It was a befittingly cold night in Boston on Dec. 29. A crowd gathered outside the charmingly grungy Wonderland Ballroom in the Boston suburb of Revere, Mass. The line outside the door was long and intermixed with the haze of cigarette smoke and fogged breath were the friendly hellos (and occasional cat calls) of approaching patrons. A general sense of familiarity lent itself to the scene. Much like a homecoming, hugs and handshakes spread throughout the crowd as it gradually shuffled into the venue.
For those who grew up in the hardcore scene of the late 1990s and early 2000s, the dingy dance halls of the ballroom served as a time machine; the nostalgia of nights spent in church basements had come rushing back with sweaty, smelly ferocity. Although the faces gathered had changed with time, the energy of the room gave sign that little had altered in the hearts of hardcore fans in the eight years that had led up to the night’s event. The hype, the rumors, the tickets that sold out in less than a minute all equated to one solid conclusion: American Nightmare had come to scream again, and all were there to scream the words with them.
In the eight years since the band’s sudden dissolution in 2004, there had been few signs of a reunion occurring. During Wesley Eisold’s establishment of Philadelphia-based Heartworm Press, his legal dispute concerning songwriting and “inspirator” credits on past Fall Out Boy albums, and his time leading experimental synth-pop act Cold Cave, the American Nightmare frontman’s own personal success seemed to draw him further and further away from hardcore. Eisold, once known as the shaggy, tormented lead singer of one of the most brutal hardcore bands of the early aughts was now better known for his svelte leather-clad crooning.
But not that night near Boston. There, it didn’t matter that Eisold now resembled a mere shadow of his former, angsty self. For American Nightmare fans, the evening transpired as though the past eight years never happened. The explosion of energy that occurred when the bars of “Love American” rang through the hall attested that yes, this was the same American Nightmare that called it quits years ago. From the darkness, limbs and bodies flew frantically under the spotlights on stage. Just as in their heyday, fans clambered atop one another to scream along.
It wasn’t long before Eisold lost his microphone and started screaming into the crowd using nothing more than his own set of vocal chords. Rather than stopping the set to restore order, the band charged along. Eisold, in top form, bounded and leapt across the sea of screaming, singing, plunging bodies.

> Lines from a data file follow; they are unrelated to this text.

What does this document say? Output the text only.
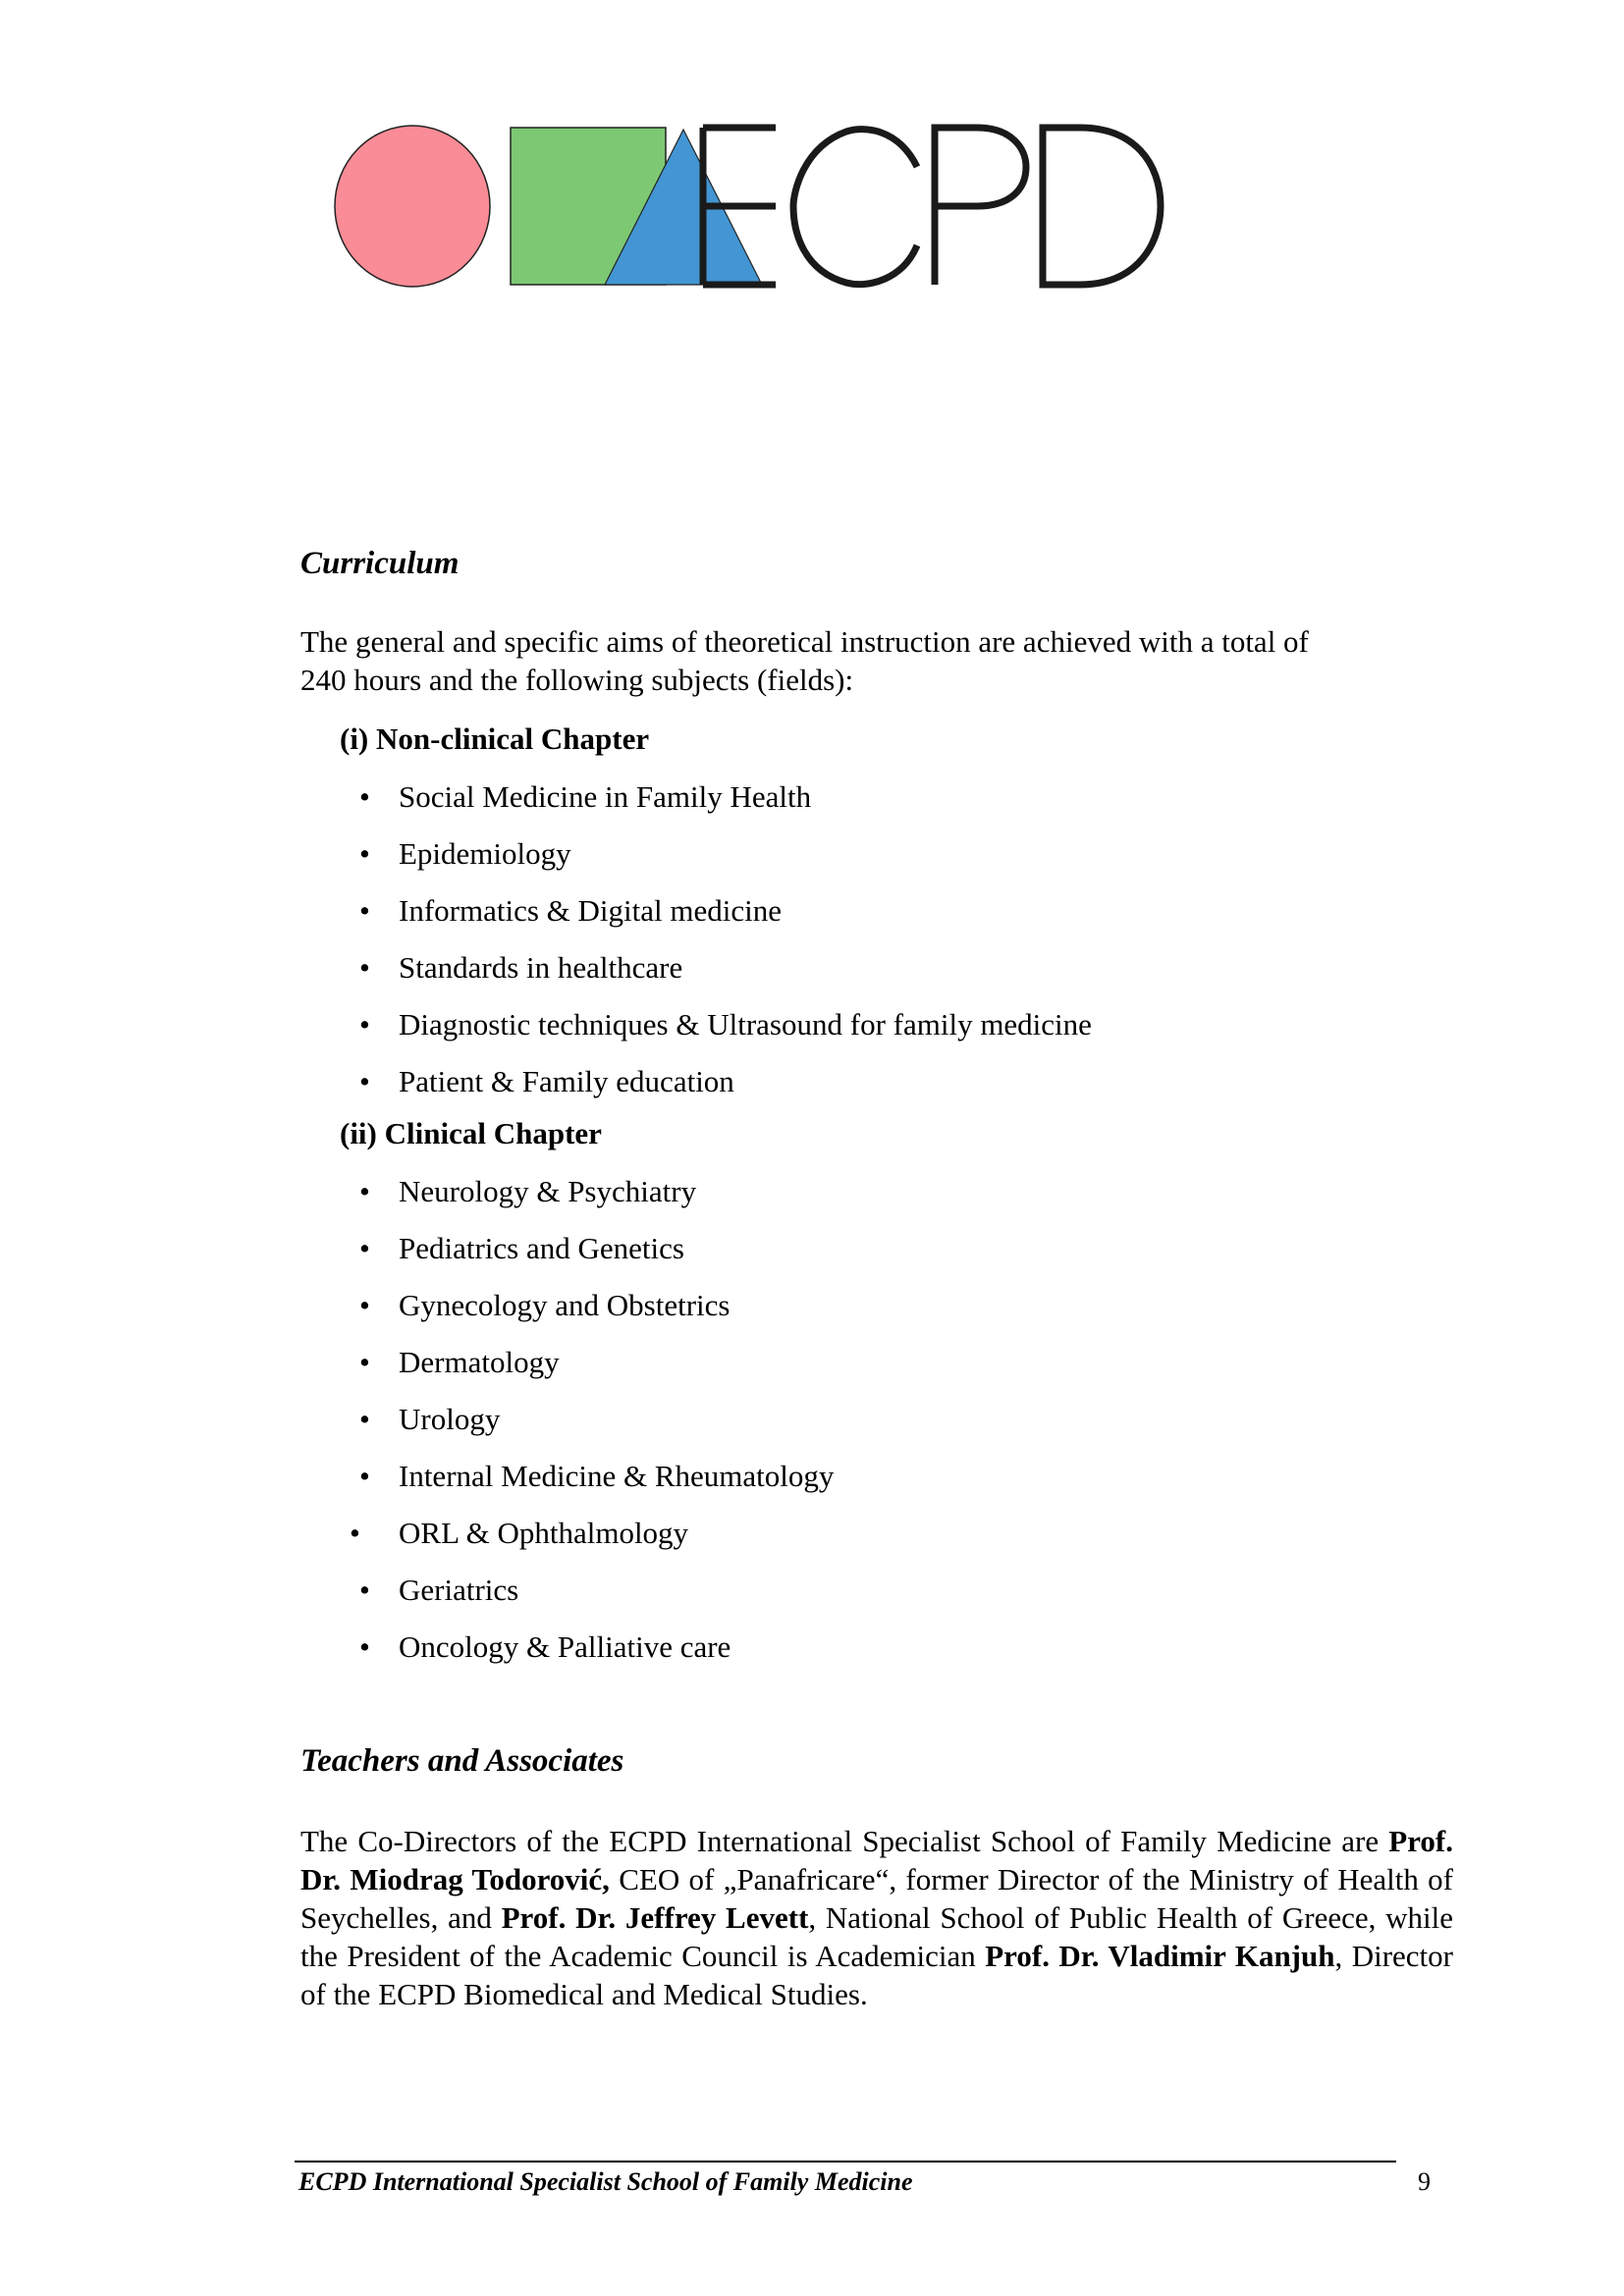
Curriculum

The general and specific aims of theoretical instruction are achieved with a total of

240 hours and the following subjects (fields):

(i) Non-clinical Chapter
• Social Medicine in Family Health

• Epidemiology

• Informatics & Digital medicine

• Standards in healthcare

• Diagnostic techniques & Ultrasound for family medicine

• Patient & Family education

(ii) Clinical Chapter
• Neurology & Psychiatry

• Pediatrics and Genetics

• Gynecology and Obstetrics

• Dermatology

• Urology

• Internal Medicine & Rheumatology

• ORL & Ophthalmology

• Geriatrics

• Oncology & Palliative care

Teachers and Associates

The Co-Directors of the ECPD International Specialist School of Family Medicine are Prof. Dr. Miodrag Todorović, CEO of „Panafricare“, former Director of the Ministry of Health of Seychelles, and Prof. Dr. Jeffrey Levett, National School of Public Health of Greece, while the President of the Academic Council is Academician Prof. Dr. Vladimir Kanjuh, Director of the ECPD Biomedical and Medical Studies.

ECPD International Specialist School of Family Medicine	9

Eventually the microphone found its way back to the stage, where Eisold befittingly panted, “Hi, we’re American Nightmare. Thanks for being here.” Immediately, the band struck into “AM/PM”, which seemed to induce further insanity at the front of the stage. As Eisold and Co. charged through fan favorites such as “Shoplifting in a Ghost Town” and “I Saved Latin,” bottles, articles of clothing and beer flung skyward into the shadows.
Whether driven by aggression, overexcitement, or warped traditionalism, a fight erupted among the left-hand side the stage. As the set was brought to a screeching halt, security and organizers swooped in to handle what many felt was an inevitable situation. The band stepped aside to allow security to step in and stop the violence. Despite audience cries rising to a crescendo in unanimous protest against the delay, Eisold could be seen holding his face in his hand. As the band realized the fight between Wonderland staff and an increasingly hostile audience would not subside, American Nightmare announced the show would be ending—but not before presenting a bone-crushing rendition of “There’s a Black Hole in the Shadow of the Pru” as a peace offering.
Moments passed. As tensions began to subside, the band reappeared for an encore. Obliging the steamy legion of 20- and 30-somethings with spirited performances of “Your Arsonist” and “Farewell,” American Nightmare did not disappoint. With a glib of weariness and a hint of unexpected frailty, Eisold exclaimed, “You gotta know, you have my heart.” With a final bow, the blitz of a set was over.